Page MenuHomePhabricator

Set up monitoring for community cronjobs
Open, MediumPublic

Description

Could the Wikimedia Cloud run a cronjob monitoring system and make it accessible to external volunteer developers? After each successful run, cronjobs would send a heartbeat via HTTP POST. When no heartbeat has been received for a while, an alert should go to the group that maintains the dead job. A discussion on the Wikimedia cloud mailing list suggested github.com/healthchecks/healthchecks which is BSD-licensed.

Event Timeline

The problem with it is, as I said on the ML, when Wikimedia network is down, there is simply no way to send out the down notices, so it will be pretty useless for the purposes. So it has to be on other DC or hosted externally (ie. Some chapter).

This seems like a duplicate of T278097: Monitoring and alerting for Toolforge tools or T53434: Establish an internal system or a recommended external system for monitoring user-created Toolforge web services.

The problem with it is, as I said on the ML, when Wikimedia network is down, there is simply no way to send out the down notices, so it will be pretty useless for the purposes.
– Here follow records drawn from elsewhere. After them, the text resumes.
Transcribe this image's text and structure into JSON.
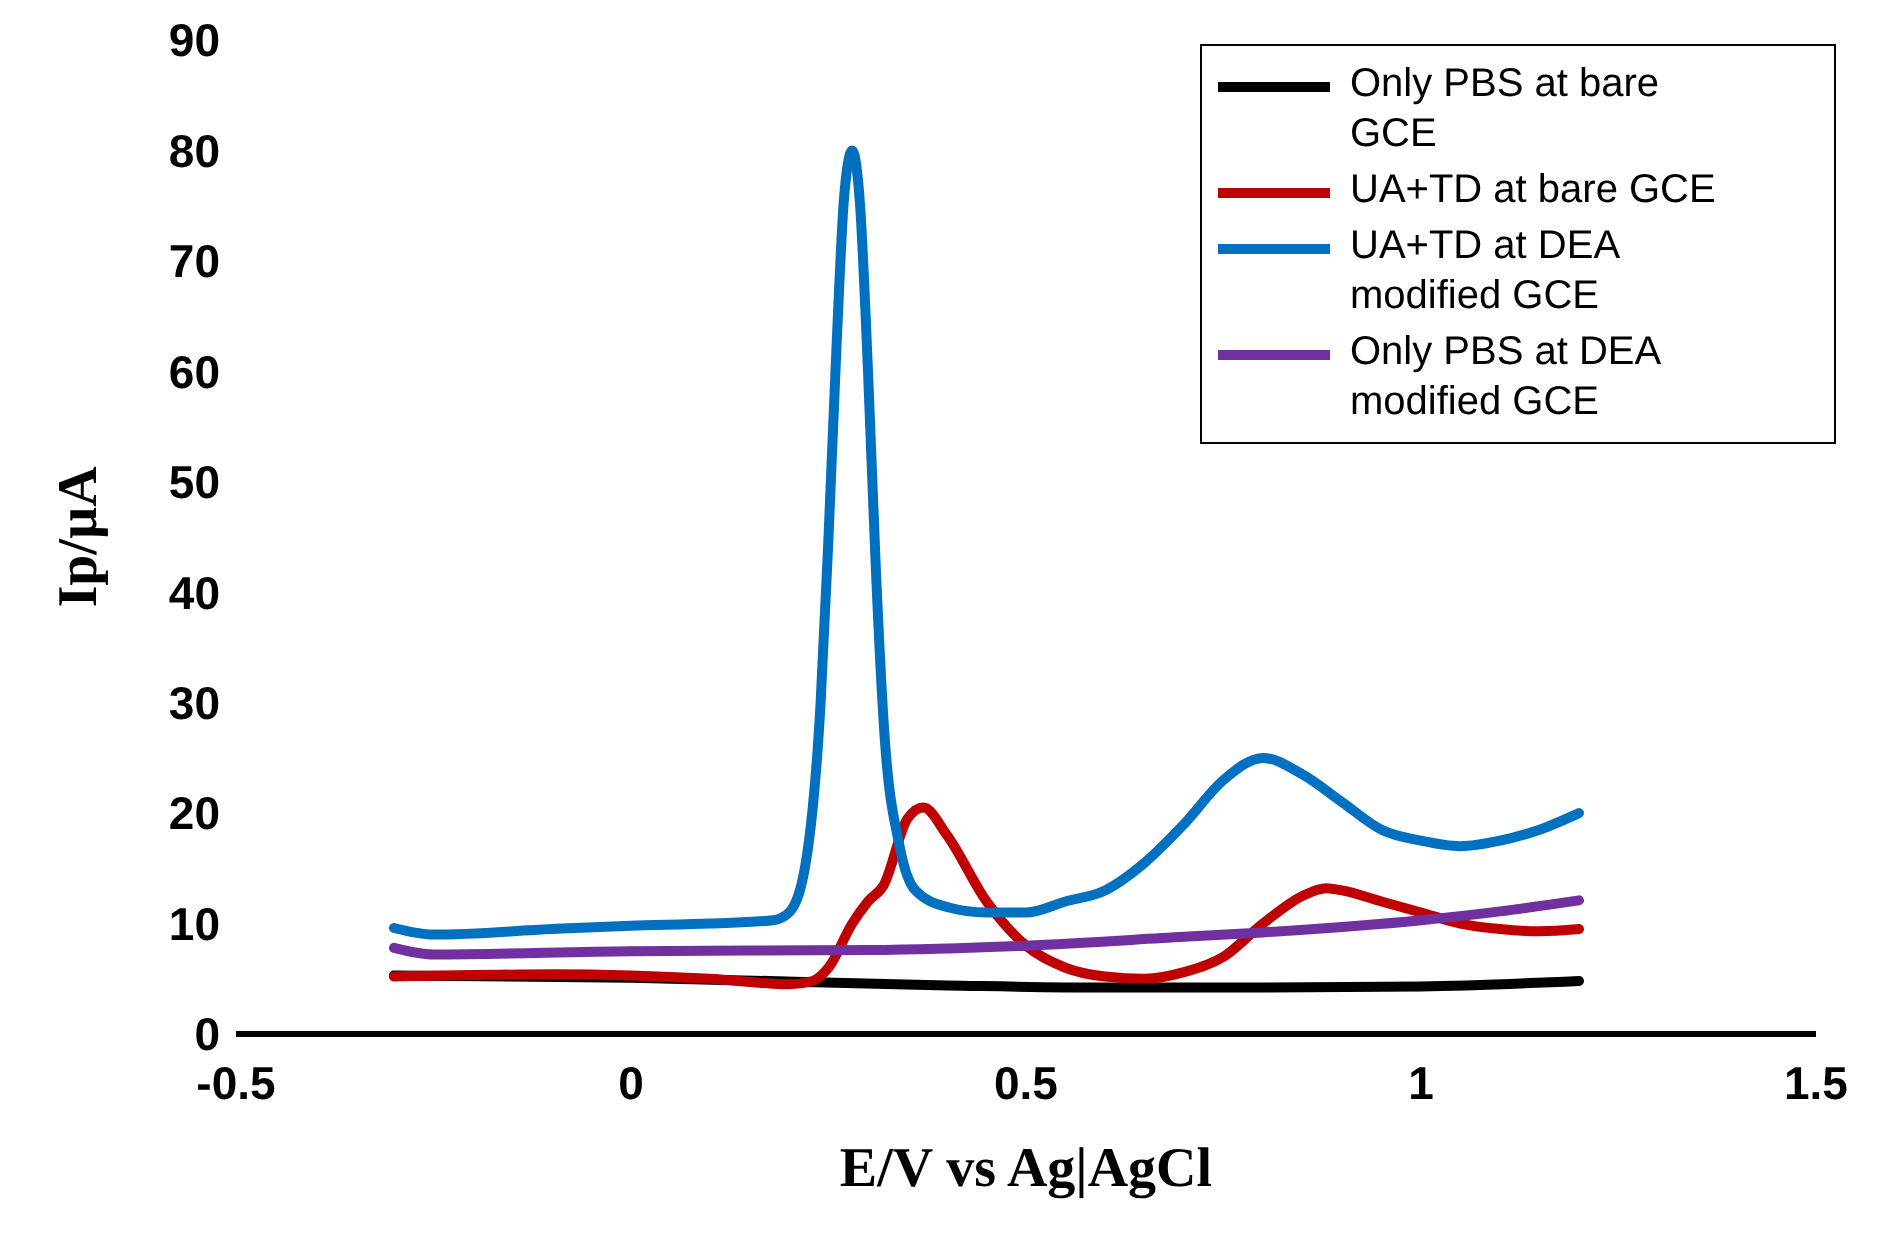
{
  "chart_data": {
    "type": "line",
    "xlabel": "E/V vs Ag|AgCl",
    "ylabel": "Ip/µA",
    "xlim": [
      -0.5,
      1.5
    ],
    "xticks": [
      -0.5,
      0,
      0.5,
      1,
      1.5
    ],
    "ylim": [
      0,
      90
    ],
    "yticks": [
      0,
      10,
      20,
      30,
      40,
      50,
      60,
      70,
      80,
      90
    ],
    "grid": false,
    "legend": "top right",
    "marker": "none",
    "line_style": "solid",
    "series": [
      {
        "name": "Only PBS at bare GCE",
        "color": "#000000",
        "x": [
          -0.3,
          0,
          0.4,
          0.6,
          0.8,
          1.0,
          1.2
        ],
        "values": [
          5.3,
          5.1,
          4.4,
          4.2,
          4.2,
          4.3,
          4.8
        ]
      },
      {
        "name": "UA+TD at bare GCE",
        "color": "#c00000",
        "x": [
          -0.3,
          -0.1,
          0,
          0.1,
          0.2,
          0.23,
          0.25,
          0.28,
          0.3,
          0.32,
          0.35,
          0.37,
          0.4,
          0.45,
          0.5,
          0.55,
          0.6,
          0.65,
          0.7,
          0.75,
          0.8,
          0.85,
          0.88,
          0.9,
          0.95,
          1.0,
          1.05,
          1.1,
          1.15,
          1.2
        ],
        "values": [
          5.2,
          5.4,
          5.3,
          5.0,
          4.5,
          4.8,
          6,
          10,
          12,
          13.5,
          19.5,
          20.5,
          18,
          12,
          8,
          6,
          5.2,
          5,
          5.6,
          7,
          10,
          12.5,
          13.2,
          13,
          12,
          11,
          10,
          9.5,
          9.3,
          9.5
        ]
      },
      {
        "name": "UA+TD at DEA modified GCE",
        "color": "#0070c0",
        "x": [
          -0.3,
          -0.25,
          -0.1,
          0,
          0.1,
          0.18,
          0.2,
          0.22,
          0.24,
          0.25,
          0.26,
          0.27,
          0.28,
          0.29,
          0.3,
          0.31,
          0.32,
          0.34,
          0.36,
          0.4,
          0.45,
          0.5,
          0.55,
          0.6,
          0.65,
          0.7,
          0.75,
          0.8,
          0.85,
          0.9,
          0.95,
          1.0,
          1.05,
          1.1,
          1.15,
          1.2
        ],
        "values": [
          9.6,
          9.0,
          9.5,
          9.8,
          10,
          10.3,
          11,
          15,
          30,
          45,
          62,
          76,
          80,
          75,
          60,
          42,
          28,
          17,
          13,
          11.5,
          11,
          11,
          12,
          13,
          15.5,
          19,
          23,
          25,
          23.5,
          21,
          18.5,
          17.5,
          17,
          17.5,
          18.5,
          20
        ]
      },
      {
        "name": "Only PBS at DEA modified GCE",
        "color": "#7030a0",
        "x": [
          -0.3,
          -0.25,
          0,
          0.3,
          0.5,
          0.7,
          0.8,
          1.0,
          1.1,
          1.2
        ],
        "values": [
          7.8,
          7.2,
          7.5,
          7.6,
          8,
          8.8,
          9.2,
          10.3,
          11.1,
          12.1
        ]
      }
    ]
  }
}
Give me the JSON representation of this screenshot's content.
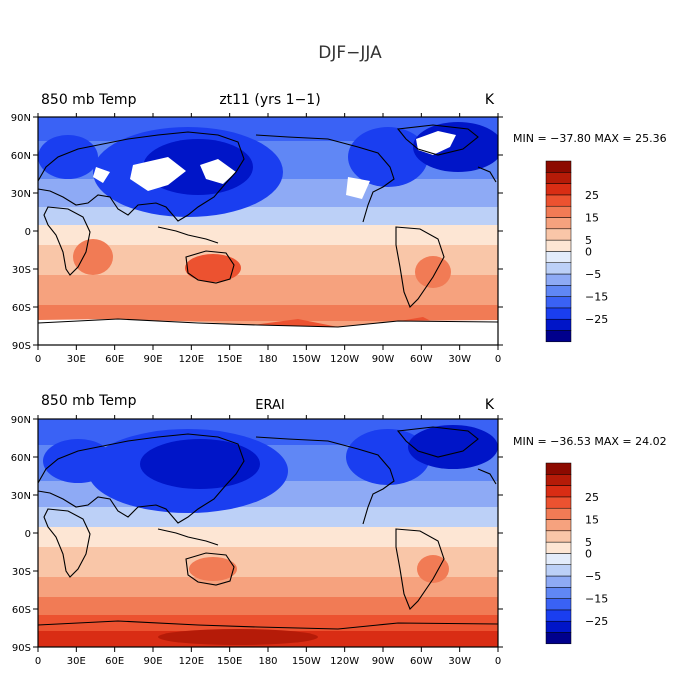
{
  "figure": {
    "title": "DJF−JJA"
  },
  "colorbar": {
    "colors": [
      "#00008c",
      "#0015c8",
      "#1a3ef0",
      "#3a62f5",
      "#6087f5",
      "#8eaaf5",
      "#bcd0f7",
      "#e3ecfb",
      "#fde6d4",
      "#f9c6a8",
      "#f6a27e",
      "#f17b55",
      "#ec5230",
      "#d92d14",
      "#b51b08",
      "#8c0a00"
    ],
    "labels": [
      "25",
      "15",
      "5",
      "0",
      "−5",
      "−15",
      "−25"
    ],
    "label_slots": [
      3,
      5,
      7,
      8,
      10,
      12,
      14
    ]
  },
  "panels": [
    {
      "variable": "850 mb Temp",
      "case": "zt11 (yrs 1−1)",
      "units": "K",
      "min_max": "MIN = −37.80  MAX =  25.36",
      "missing_land": true
    },
    {
      "variable": "850 mb Temp",
      "case": "ERAI",
      "units": "K",
      "min_max": "MIN = −36.53  MAX =  24.02",
      "missing_land": false
    }
  ],
  "axes": {
    "lat_labels": [
      "90N",
      "60N",
      "30N",
      "0",
      "30S",
      "60S",
      "90S"
    ],
    "lon_labels": [
      "0",
      "30E",
      "60E",
      "90E",
      "120E",
      "150E",
      "180",
      "150W",
      "120W",
      "90W",
      "60W",
      "30W",
      "0"
    ]
  }
}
So it has to be on other DC or hosted externally (ie. Some chapter).

We already have sufficient (partially externally hosted) monitoring if a large portition of our core network or the Cloud VPS / Toolforge platform itself goes down. So any solutions proposed here would only need to account for the tool itself having problems.

This seems like a duplicate

Somewhat, although this ticket here was meant specifically for monitoring cronjob completions. This is different (and simpler) than setting up Cortex/Thanos-like monitoring on metrics exposed by continuously running services.
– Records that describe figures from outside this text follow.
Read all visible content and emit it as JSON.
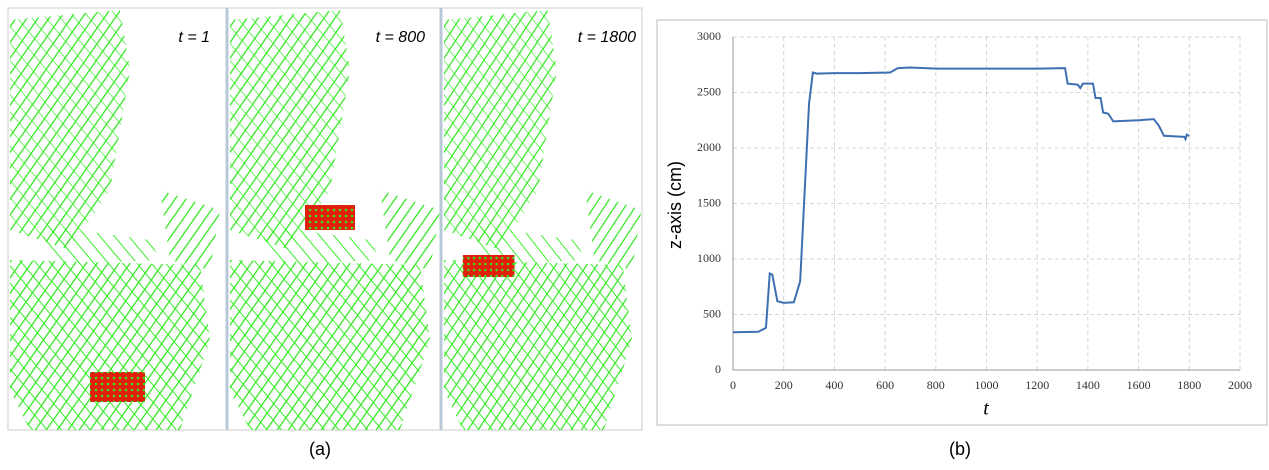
{
  "panel_a": {
    "frames": [
      "t = 1",
      "t = 800",
      "t = 1800"
    ],
    "caption": "(a)"
  },
  "chart_data": {
    "type": "line",
    "caption": "(b)",
    "x_label": "t",
    "y_label": "z-axis (cm)",
    "color": "#3e6fb0",
    "x": [
      0,
      100,
      130,
      145,
      155,
      175,
      200,
      240,
      265,
      300,
      315,
      330,
      400,
      500,
      620,
      650,
      700,
      800,
      1000,
      1200,
      1310,
      1320,
      1360,
      1370,
      1380,
      1420,
      1430,
      1450,
      1460,
      1480,
      1500,
      1600,
      1660,
      1680,
      1700,
      1780,
      1785,
      1790,
      1800
    ],
    "values": [
      340,
      345,
      380,
      870,
      860,
      620,
      605,
      610,
      800,
      2400,
      2680,
      2670,
      2675,
      2675,
      2680,
      2720,
      2725,
      2715,
      2715,
      2715,
      2720,
      2580,
      2570,
      2540,
      2580,
      2580,
      2450,
      2450,
      2320,
      2310,
      2240,
      2250,
      2260,
      2200,
      2110,
      2100,
      2080,
      2120,
      2110
    ],
    "xlim": [
      0,
      2000
    ],
    "xticks": [
      0,
      200,
      400,
      600,
      800,
      1000,
      1200,
      1400,
      1600,
      1800,
      2000
    ],
    "ylim": [
      0,
      3000
    ],
    "yticks": [
      0,
      500,
      1000,
      1500,
      2000,
      2500,
      3000
    ],
    "grid": true
  }
}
any solutions proposed here would only need to account for the tool itself having problems

Agree. As the developer of a cronjob running on Toolforge, I can’t do anything when the entire Wikimedia network goes down, so I wouldn’t need to get alerted in this case. But when my cronjob hasn’t run for weeks because it’s been crashing while processing data (or has run out of disk, etc.), I’d find it super useful to get an alert.

But when my cronjob hasn’t run for weeks because it’s been crashing while processing data (or has run out of disk, etc.), I’d find it super useful to get an alert.

As long as the mailing service is operating correctly, you can have your tool send email alerts whenever the cronjob crashes (I do so by inspecting the return code):

m h * * * jsub my_script.sh > /dev/null

# my_script.sh
doSomethingAndReturnErrorCodeOnFailure || send-mail

Just noting that grid jobs will be soon phased out, so any effort should probably focus on toolforge jobs (kubernetes based).

dcaro triaged this task as Medium priority.Jan 30 2024, 12:01 PM
dcaro moved this task from Backlog to Workspace for triaging whenever needed on the Toolforge board.

I think kubernetes should be logging somewhere all cronjob failures.

What if we extend the jobs framework emailer logic a bit to monitor for such cronjob failures and send emails about them.